Another point McCormick lifted up has to do with confusion about the nature of theology. He wrote: “When believers begin to reflect on their faith, theology comes into being. Such reflection is a continuous wrestling to reappropriate God’s great deeds in Christ in different times and cultures. Such reflection can be reduced to repetition of past formulations only at the cost of theological paralysis. Certain forms of doctrinal centralization tend to do just this” (87). Put differently: “Certain conclusions are not correct simply because Vatican officials approve them. Vatican officials can approve them only because they are seen as correct. And that is a process in which theological reflection has an indispensable role” (87). I think this is a signficant point for us today.

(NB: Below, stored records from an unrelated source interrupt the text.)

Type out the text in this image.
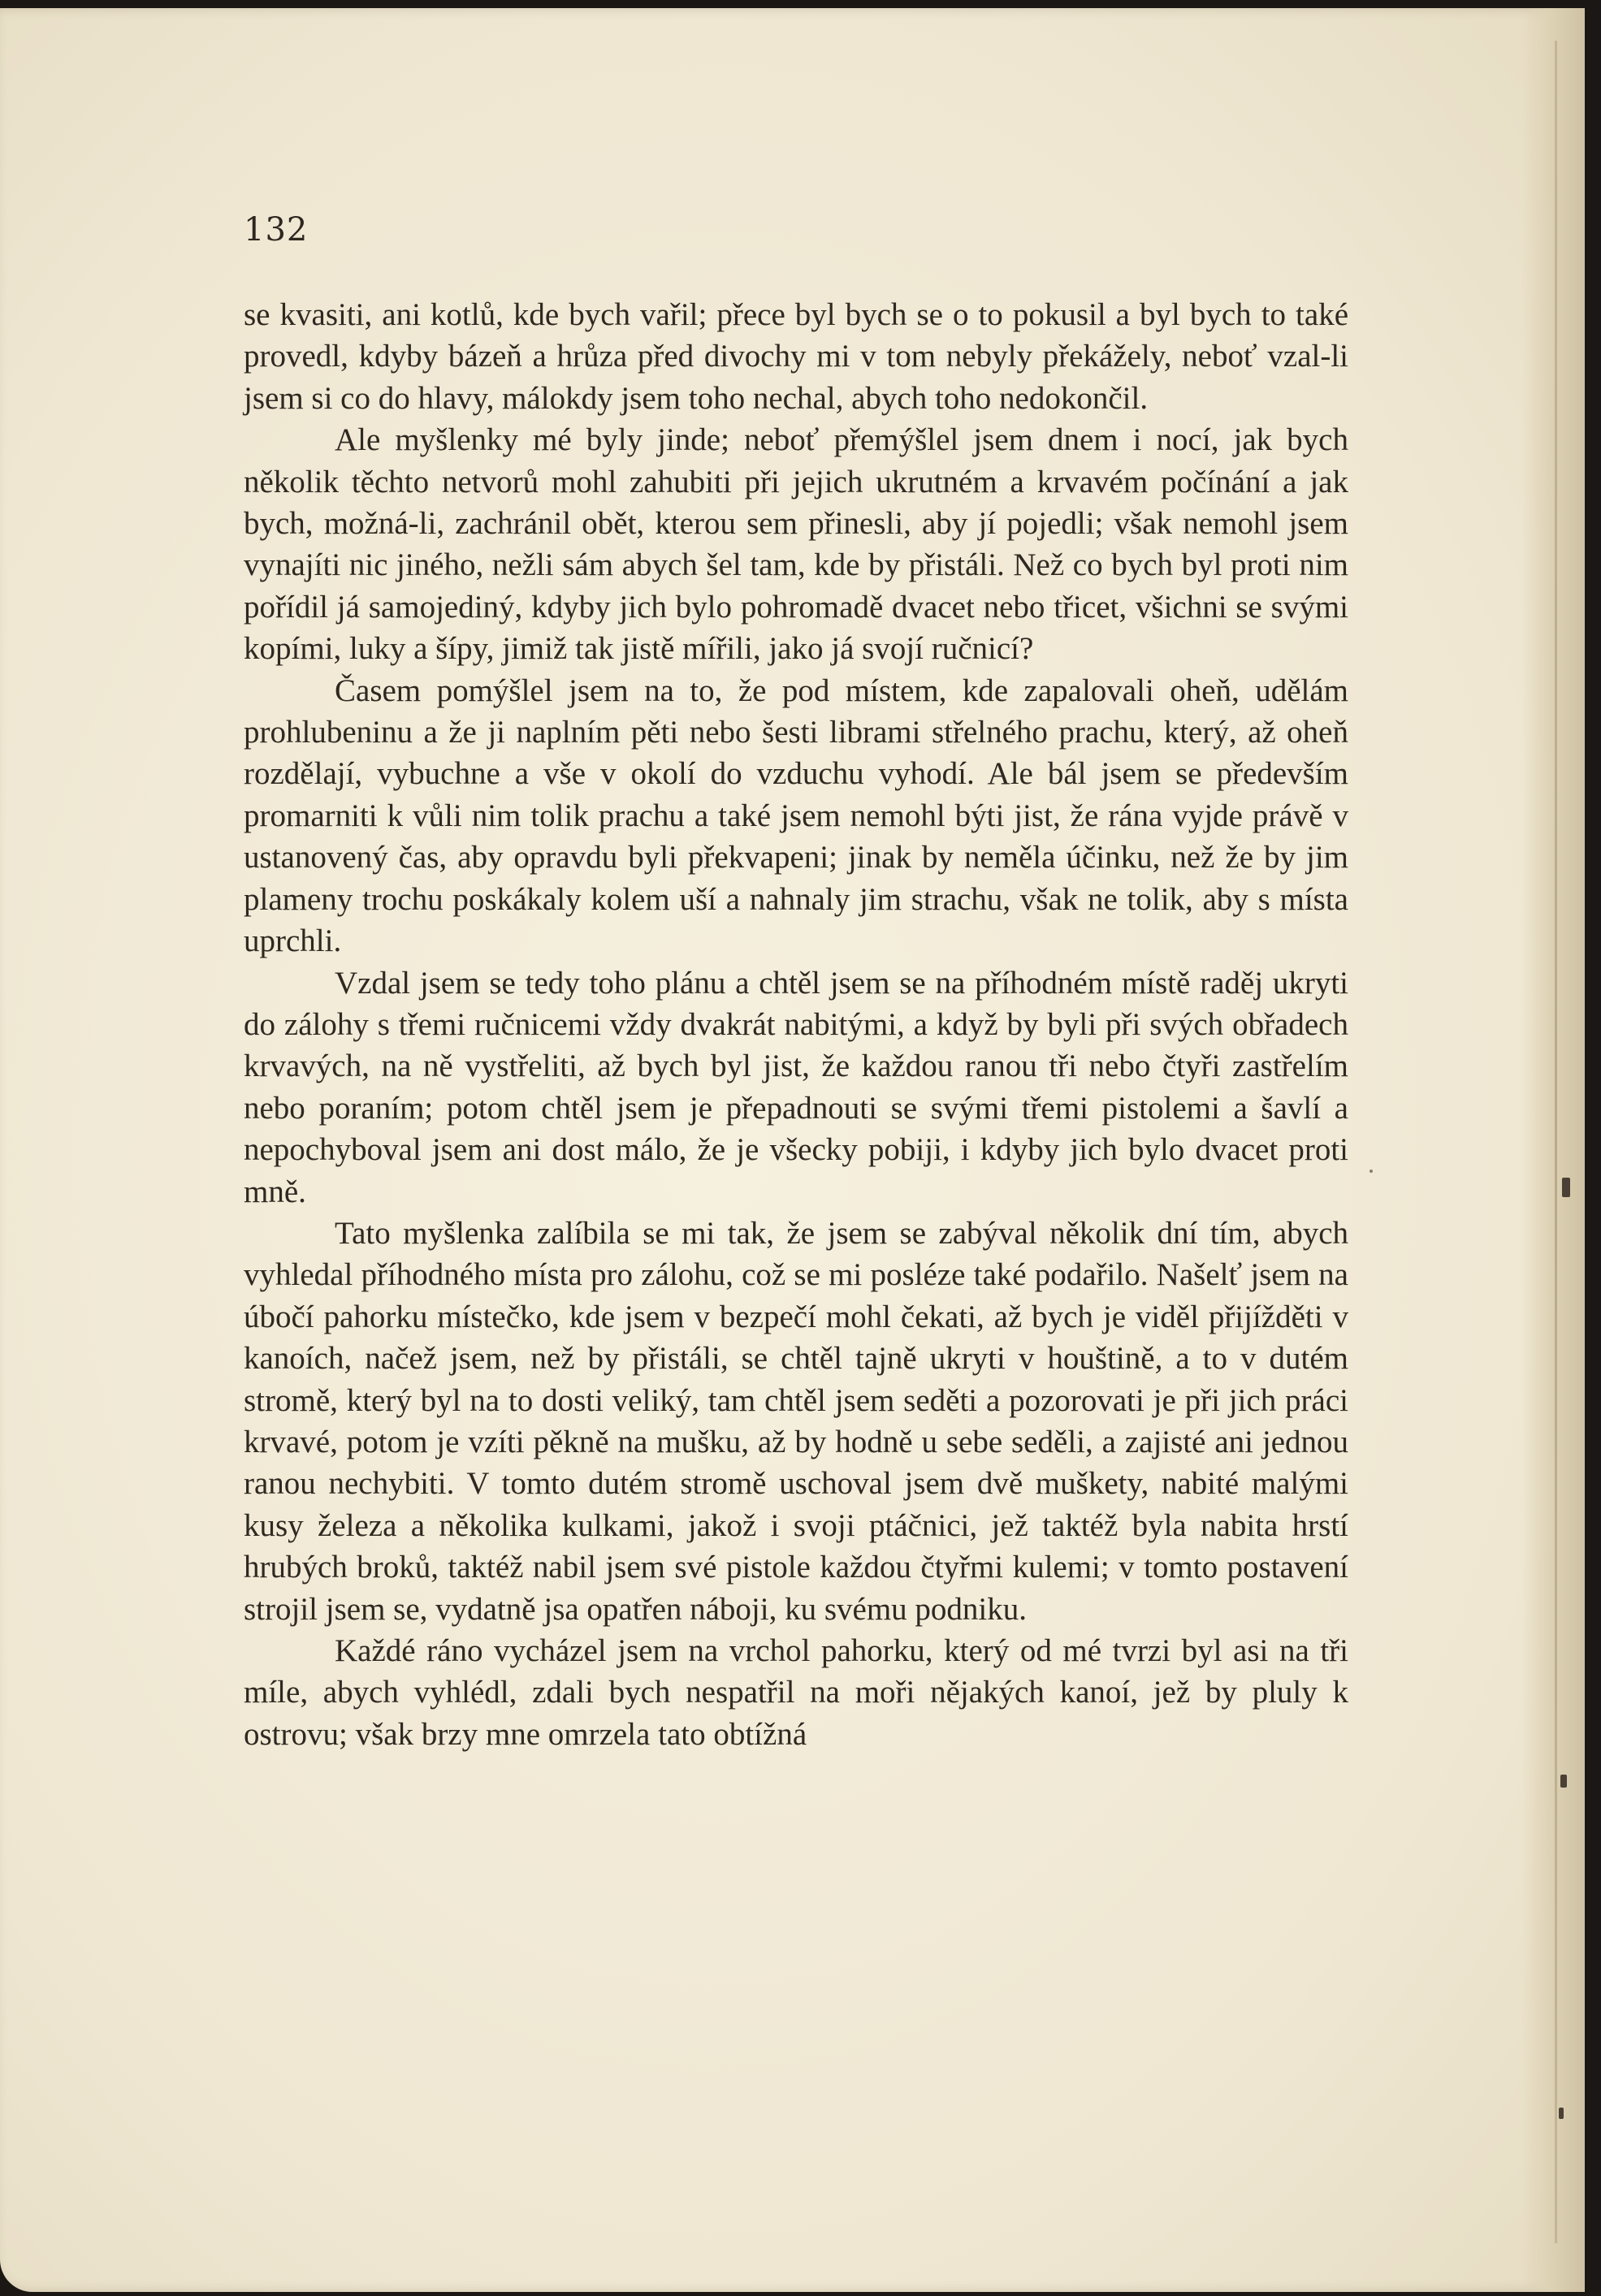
132

se kvasiti, ani kotlů, kde bych vařil; přece byl bych se o to pokusil a byl bych to také provedl, kdyby bázeň a hrůza před divochy mi v tom nebyly překážely, neboť vzal-li jsem si co do hlavy, málokdy jsem toho nechal, abych toho nedokončil.

Ale myšlenky mé byly jinde; neboť přemýšlel jsem dnem i nocí, jak bych několik těchto netvorů mohl zahubiti při jejich ukrutném a krvavém počínání a jak bych, možná-li, zachránil obět, kterou sem přinesli, aby jí pojedli; však nemohl jsem vynajíti nic jiného, nežli sám abych šel tam, kde by přistáli. Než co bych byl proti nim pořídil já samojediný, kdyby jich bylo pohromadě dvacet nebo třicet, všichni se svými kopími, luky a šípy, jimiž tak jistě mířili, jako já svojí ručnicí?

Časem pomýšlel jsem na to, že pod místem, kde zapalovali oheň, udělám prohlubeninu a že ji naplním pěti nebo šesti librami střelného prachu, který, až oheň rozdělají, vybuchne a vše v okolí do vzduchu vyhodí. Ale bál jsem se především promarniti k vůli nim tolik prachu a také jsem nemohl býti jist, že rána vyjde právě v ustanovený čas, aby opravdu byli překvapeni; jinak by neměla účinku, než že by jim plameny trochu poskákaly kolem uší a nahnaly jim strachu, však ne tolik, aby s místa uprchli.

Vzdal jsem se tedy toho plánu a chtěl jsem se na příhodném místě raděj ukryti do zálohy s třemi ručnicemi vždy dvakrát nabitými, a když by byli při svých obřadech krvavých, na ně vystřeliti, až bych byl jist, že každou ranou tři nebo čtyři zastřelím nebo poraním; potom chtěl jsem je přepadnouti se svými třemi pistolemi a šavlí a nepochyboval jsem ani dost málo, že je všecky pobiji, i kdyby jich bylo dvacet proti mně.

Tato myšlenka zalíbila se mi tak, že jsem se zabýval několik dní tím, abych vyhledal příhodného místa pro zálohu, což se mi posléze také podařilo. Našelť jsem na úbočí pahorku místečko, kde jsem v bezpečí mohl čekati, až bych je viděl přijížděti v kanoích, načež jsem, než by přistáli, se chtěl tajně ukryti v houštině, a to v dutém stromě, který byl na to dosti veliký, tam chtěl jsem seděti a pozorovati je při jich práci krvavé, potom je vzíti pěkně na mušku, až by hodně u sebe seděli, a zajisté ani jednou ranou nechybiti. V tomto dutém stromě uschoval jsem dvě muškety, nabité malými kusy železa a několika kulkami, jakož i svoji ptáčnici, jež taktéž byla nabita hrstí hrubých broků, taktéž nabil jsem své pistole každou čtyřmi kulemi; v tomto postavení strojil jsem se, vydatně jsa opatřen náboji, ku svému podniku.

Každé ráno vycházel jsem na vrchol pahorku, který od mé tvrzi byl asi na tři míle, abych vyhlédl, zdali bych nespatřil na moři nějakých kanoí, jež by pluly k ostrovu; však brzy mne omrzela tato obtížná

Indeed, I worry that the Church is going to suffer even more from what McCormick referred to (in “L’Affaire Curran,” 111-130, in the same book) as “wounds, self-inflicted, by a coercive atmosphere” (127). For those in my profession, McCormick lamented, “Coercive measures will almost certainly have the effect of quieting theologians, at least on certain issues” (128). In McCormick’s view, this atmosphere also harms the Magisterium: It “further erodes both the episcopal and papal magisterium by silencing yet another source of understanding and growth” (128). Accordingly, “the entire church suffers” (127), including the laity and the clergy, in such a climate.

Fr. McCormick was writing during the 1980s. Over two decades later, it pains me to say that I am not sure we have really resolved many of the concerns he raised.